Freshness is crucial when it comes to delivering vegetables and fruits from harvest to consumers. This is because these products are alive and still breathing. Respiration breaks down accumulated sugars and organic compounds into water and carbon dioxide, affecting the taste and nutritional content. Maintaining freshness during transport involves suppressing the respiration of vegetables and fruits.
There are several methods to reduce respiration. One approach is lowering the storage temperature. Transportation of vegetables and fruits is usually under refrigeration. It’s because as temperature decreases, respiration rates slow down. Another method involves creating low oxygen and high carbon dioxide concentrations within the storage space. When there is ample oxygen, vegetables and fruits undergo aerobic respiration. By reducing oxygen levels, respiration can be restrained. However, if oxygen levels drop too low, anaerobic respiration occurs, leading to the production of undesirable odor-causing substances. This compromises flavor and quality.
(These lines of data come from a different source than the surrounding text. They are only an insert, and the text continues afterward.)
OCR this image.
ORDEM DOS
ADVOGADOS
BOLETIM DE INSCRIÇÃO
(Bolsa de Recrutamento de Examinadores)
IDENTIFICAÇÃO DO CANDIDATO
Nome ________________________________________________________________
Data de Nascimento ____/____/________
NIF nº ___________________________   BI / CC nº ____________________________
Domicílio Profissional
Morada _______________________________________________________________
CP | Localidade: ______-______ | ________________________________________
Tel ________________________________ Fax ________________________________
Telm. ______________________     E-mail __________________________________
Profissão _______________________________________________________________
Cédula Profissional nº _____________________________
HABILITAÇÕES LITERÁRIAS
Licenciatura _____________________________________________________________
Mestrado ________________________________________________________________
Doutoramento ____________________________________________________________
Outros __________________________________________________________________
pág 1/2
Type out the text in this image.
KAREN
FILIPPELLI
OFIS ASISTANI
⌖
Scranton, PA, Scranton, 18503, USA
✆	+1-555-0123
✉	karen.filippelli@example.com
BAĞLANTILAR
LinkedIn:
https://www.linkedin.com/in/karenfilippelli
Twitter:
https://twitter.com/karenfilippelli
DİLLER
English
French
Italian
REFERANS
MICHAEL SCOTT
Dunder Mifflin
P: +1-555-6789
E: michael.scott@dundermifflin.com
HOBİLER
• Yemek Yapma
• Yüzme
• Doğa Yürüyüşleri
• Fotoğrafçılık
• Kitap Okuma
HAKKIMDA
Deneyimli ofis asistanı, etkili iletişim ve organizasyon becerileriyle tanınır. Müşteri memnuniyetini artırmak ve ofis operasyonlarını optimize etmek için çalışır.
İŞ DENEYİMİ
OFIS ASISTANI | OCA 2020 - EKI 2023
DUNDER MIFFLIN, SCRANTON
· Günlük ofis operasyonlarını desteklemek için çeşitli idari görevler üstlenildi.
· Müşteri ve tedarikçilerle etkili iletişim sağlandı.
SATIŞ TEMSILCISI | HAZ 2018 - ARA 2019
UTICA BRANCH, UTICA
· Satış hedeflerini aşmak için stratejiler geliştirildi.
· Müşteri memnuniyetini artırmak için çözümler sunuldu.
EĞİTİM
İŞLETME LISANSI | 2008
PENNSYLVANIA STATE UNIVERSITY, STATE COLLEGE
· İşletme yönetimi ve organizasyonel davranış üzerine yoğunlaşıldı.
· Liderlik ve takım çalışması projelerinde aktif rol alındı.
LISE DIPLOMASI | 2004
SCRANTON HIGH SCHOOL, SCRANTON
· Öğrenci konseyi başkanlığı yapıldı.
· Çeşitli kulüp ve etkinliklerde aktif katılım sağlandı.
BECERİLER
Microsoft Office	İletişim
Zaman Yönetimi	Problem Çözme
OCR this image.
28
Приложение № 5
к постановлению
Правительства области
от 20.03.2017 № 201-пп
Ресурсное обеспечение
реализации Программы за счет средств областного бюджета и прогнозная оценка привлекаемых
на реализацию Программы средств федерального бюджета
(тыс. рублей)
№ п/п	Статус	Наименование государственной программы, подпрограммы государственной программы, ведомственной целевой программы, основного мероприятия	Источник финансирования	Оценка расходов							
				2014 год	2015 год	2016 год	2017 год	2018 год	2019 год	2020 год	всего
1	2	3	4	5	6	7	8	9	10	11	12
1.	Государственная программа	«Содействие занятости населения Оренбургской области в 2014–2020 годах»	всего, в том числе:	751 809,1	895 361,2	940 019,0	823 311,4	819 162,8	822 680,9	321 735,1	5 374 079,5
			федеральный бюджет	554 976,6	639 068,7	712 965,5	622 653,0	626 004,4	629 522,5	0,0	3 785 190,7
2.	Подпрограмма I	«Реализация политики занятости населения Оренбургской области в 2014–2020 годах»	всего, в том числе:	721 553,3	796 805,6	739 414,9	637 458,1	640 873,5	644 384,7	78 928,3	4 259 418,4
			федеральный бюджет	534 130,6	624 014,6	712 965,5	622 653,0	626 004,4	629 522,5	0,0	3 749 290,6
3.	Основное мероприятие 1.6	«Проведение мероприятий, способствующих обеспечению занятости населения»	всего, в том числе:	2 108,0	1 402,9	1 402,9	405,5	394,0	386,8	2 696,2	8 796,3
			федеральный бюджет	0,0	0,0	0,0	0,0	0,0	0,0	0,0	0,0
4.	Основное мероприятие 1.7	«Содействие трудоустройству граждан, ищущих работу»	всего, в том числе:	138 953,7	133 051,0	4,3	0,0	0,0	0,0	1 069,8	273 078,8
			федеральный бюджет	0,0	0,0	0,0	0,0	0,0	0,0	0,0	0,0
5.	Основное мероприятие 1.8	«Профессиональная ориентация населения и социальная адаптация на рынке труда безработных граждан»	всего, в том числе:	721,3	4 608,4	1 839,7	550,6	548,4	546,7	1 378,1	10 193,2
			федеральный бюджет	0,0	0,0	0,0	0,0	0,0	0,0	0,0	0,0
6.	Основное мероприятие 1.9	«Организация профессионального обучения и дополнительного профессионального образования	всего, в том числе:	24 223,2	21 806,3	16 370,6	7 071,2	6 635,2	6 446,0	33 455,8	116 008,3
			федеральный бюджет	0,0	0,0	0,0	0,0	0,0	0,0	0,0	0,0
In essence, maintaining optimal oxygen and carbon dioxide concentrations is essential during transport.

Historically, lime has been employed for adjusting carbon dioxide concentrations in storage facilities. Lime absorbs and removes the carbon dioxide produced by the respiration of vegetables and fruits. However, due to its transformation into calcium carbonate through the absorption of carbon dioxide, lime needs periodic replacement.
To address this challenge, a technology utilizing reusable separation membranes has been developed. NAGASEP, chosen for its superior permeability to carbon dioxide compared to atmospheric components like nitrogen and oxygen, serves as this separation membrane. NAGASEP effectively eliminates excess carbon dioxide in storage, maintaining the optimal gas concentration. Moreover, NAGASEP allows for the repeated adjustment of carbon dioxide levels during extended transportation periods. This allows for maintaining the freshness of vegetables and fruits during long-term shipping by sea, ensuring they reach consumers in good condition.